208
Cory Doctorow gets scammed
(pluralistic.net)
This is a most excellent place for technology news and articles.
True for any company asking for anything sensitive.
I've gotten scams from my internet provider asking me if I want to upgrade my plan with a new discount. Caller ID was spoofed and it sounded pretty legit, until they started asking me about my current plan tier and price. I was like "uh, you tell me. You're the one with access to my account info." After they hemmed and hawed about that, I just hung up.

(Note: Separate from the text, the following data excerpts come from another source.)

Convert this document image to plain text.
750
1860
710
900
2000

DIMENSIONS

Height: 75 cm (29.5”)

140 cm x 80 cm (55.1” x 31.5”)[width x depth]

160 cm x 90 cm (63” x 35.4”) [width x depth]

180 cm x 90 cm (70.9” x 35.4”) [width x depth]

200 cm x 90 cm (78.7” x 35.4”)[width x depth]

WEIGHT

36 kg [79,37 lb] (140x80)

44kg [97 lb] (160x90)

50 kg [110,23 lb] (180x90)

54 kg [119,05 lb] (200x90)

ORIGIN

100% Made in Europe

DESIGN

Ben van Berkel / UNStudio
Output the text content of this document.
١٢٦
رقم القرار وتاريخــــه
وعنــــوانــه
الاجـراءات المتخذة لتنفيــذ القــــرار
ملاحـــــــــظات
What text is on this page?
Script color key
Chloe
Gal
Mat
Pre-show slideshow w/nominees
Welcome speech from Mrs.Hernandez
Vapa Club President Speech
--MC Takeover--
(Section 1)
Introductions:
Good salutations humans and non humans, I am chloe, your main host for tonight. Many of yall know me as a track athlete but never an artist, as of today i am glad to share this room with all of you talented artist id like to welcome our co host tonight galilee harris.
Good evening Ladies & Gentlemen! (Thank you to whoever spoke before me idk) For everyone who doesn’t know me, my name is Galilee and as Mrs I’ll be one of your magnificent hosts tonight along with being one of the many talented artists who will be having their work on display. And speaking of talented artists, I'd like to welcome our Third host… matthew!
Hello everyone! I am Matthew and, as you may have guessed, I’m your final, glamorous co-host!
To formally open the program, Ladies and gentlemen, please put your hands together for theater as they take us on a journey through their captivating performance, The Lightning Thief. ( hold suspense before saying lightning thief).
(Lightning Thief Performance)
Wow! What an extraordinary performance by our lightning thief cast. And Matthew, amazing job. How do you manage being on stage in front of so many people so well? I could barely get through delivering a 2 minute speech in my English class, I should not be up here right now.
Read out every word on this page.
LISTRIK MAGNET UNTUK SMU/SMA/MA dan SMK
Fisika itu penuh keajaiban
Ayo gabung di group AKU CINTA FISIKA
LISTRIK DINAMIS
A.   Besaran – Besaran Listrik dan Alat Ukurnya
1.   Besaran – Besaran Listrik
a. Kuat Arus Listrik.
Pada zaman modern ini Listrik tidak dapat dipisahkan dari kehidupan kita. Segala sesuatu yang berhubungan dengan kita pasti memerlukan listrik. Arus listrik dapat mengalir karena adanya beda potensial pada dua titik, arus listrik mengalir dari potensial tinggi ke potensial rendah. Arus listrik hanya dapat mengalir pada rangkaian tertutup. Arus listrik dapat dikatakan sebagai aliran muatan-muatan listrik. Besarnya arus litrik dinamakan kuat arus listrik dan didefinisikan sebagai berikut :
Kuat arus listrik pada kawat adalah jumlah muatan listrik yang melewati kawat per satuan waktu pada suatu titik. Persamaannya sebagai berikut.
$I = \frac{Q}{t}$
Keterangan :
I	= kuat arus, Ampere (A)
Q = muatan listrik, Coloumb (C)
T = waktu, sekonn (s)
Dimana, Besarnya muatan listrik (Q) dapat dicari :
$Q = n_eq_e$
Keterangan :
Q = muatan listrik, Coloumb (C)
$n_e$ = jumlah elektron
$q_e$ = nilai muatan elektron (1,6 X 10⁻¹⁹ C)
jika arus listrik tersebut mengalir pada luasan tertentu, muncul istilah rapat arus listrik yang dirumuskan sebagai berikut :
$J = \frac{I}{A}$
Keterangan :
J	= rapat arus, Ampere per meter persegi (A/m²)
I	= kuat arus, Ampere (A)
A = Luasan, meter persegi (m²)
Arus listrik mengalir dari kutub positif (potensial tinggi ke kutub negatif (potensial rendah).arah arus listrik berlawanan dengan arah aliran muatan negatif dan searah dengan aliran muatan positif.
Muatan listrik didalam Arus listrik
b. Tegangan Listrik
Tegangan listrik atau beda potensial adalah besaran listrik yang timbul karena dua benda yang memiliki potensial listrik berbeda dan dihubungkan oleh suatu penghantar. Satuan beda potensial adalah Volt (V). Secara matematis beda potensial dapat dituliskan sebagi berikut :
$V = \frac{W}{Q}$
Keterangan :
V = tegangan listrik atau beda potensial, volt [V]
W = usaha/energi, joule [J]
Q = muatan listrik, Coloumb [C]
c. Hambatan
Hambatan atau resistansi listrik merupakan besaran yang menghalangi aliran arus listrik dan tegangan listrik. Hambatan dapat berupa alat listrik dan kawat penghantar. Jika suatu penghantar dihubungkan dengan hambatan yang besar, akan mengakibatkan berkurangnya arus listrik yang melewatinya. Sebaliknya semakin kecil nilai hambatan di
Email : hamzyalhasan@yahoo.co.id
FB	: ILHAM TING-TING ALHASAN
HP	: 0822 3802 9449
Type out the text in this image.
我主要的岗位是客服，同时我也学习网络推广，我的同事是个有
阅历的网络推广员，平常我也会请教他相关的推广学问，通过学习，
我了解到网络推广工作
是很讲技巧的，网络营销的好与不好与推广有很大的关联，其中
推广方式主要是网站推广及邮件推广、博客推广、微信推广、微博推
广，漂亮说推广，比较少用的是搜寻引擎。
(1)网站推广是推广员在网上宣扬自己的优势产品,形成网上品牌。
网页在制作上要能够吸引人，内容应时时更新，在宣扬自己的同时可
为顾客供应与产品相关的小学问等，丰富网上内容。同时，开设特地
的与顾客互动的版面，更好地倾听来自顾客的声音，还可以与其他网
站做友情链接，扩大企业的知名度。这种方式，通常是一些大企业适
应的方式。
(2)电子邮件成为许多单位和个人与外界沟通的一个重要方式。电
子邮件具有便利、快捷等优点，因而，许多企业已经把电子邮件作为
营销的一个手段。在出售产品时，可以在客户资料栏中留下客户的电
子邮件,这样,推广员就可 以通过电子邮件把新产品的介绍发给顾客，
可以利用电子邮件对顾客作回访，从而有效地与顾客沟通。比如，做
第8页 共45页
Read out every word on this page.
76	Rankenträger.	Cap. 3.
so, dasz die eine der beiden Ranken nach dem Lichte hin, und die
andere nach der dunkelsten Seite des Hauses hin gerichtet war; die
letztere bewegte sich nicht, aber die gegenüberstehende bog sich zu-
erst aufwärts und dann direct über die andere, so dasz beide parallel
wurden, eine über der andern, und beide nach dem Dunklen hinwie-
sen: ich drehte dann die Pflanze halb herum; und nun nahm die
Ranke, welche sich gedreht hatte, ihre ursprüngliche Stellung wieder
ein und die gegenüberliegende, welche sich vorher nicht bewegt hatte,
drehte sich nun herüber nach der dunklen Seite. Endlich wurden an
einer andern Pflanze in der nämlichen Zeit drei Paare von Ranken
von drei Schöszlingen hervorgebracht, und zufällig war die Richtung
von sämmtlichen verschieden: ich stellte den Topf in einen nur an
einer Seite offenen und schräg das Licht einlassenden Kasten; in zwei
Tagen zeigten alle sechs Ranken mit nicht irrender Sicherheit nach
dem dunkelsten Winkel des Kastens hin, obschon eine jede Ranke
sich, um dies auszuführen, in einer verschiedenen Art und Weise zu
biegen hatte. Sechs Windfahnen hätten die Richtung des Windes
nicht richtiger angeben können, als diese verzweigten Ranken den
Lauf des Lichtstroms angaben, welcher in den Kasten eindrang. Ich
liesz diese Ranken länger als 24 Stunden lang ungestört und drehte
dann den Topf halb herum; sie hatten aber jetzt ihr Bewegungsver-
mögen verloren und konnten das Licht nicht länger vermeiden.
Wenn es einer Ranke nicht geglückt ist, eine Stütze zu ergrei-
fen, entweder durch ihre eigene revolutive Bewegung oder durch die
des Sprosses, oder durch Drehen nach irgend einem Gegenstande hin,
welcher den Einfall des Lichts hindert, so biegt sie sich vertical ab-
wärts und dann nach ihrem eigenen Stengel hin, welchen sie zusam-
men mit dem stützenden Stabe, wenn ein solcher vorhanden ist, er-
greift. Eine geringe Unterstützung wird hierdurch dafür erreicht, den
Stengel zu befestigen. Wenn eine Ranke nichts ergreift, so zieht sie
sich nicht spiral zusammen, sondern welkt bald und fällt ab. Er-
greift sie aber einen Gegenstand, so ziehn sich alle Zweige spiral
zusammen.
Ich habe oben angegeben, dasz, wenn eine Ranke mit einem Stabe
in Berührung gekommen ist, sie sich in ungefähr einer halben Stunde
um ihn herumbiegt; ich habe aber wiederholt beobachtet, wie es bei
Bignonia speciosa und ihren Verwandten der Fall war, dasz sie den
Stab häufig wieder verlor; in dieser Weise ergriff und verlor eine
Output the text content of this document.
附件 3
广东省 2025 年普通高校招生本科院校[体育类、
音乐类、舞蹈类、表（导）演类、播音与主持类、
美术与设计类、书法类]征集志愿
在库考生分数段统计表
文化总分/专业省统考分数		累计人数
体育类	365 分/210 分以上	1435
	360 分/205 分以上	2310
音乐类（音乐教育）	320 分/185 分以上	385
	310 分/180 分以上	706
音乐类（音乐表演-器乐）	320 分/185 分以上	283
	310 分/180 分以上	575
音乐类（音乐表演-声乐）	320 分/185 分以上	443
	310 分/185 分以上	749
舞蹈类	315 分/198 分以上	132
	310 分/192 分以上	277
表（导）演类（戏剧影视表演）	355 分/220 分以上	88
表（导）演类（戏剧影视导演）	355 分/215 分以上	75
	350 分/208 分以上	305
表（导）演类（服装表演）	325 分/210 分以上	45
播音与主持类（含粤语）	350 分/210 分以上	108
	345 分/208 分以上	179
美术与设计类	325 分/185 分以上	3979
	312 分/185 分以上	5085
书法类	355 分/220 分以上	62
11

Honestly, you should be suspicious of ANY incoming calls at this point. There are convincing scams that spoof the voices of people you actually know using trained AI. It's actually pretty easy to do now, since you only need a few seconds of audio to use as a training sample. Anyone who's ever posted a video with their voice on social media can potentially have their voice spoofed. I've warned my family about this, since most of us have our voice out there somewhere.
Phone calls are dumb. SMS is dumb. Phone numbers are dumb. Phone line security is basically non-existent. It's wild that phone numbers have become the de facto ID on the internet; almost everything requires SMS auth to register now. PHONE NUMBERS ARE NOT PERSONAL IDS.
An unanswered phone is a happy phone.
Moss seal of approval.
The worst thing imo is when a form will say they need to verify your identity, so they ask you to give them a phone number you can receive a text at to do a 2fa.
...how, exactly, does that verify anything other than that I own access to a phone number that can receive a text?
SIM swapping to hijack OTPs is insane.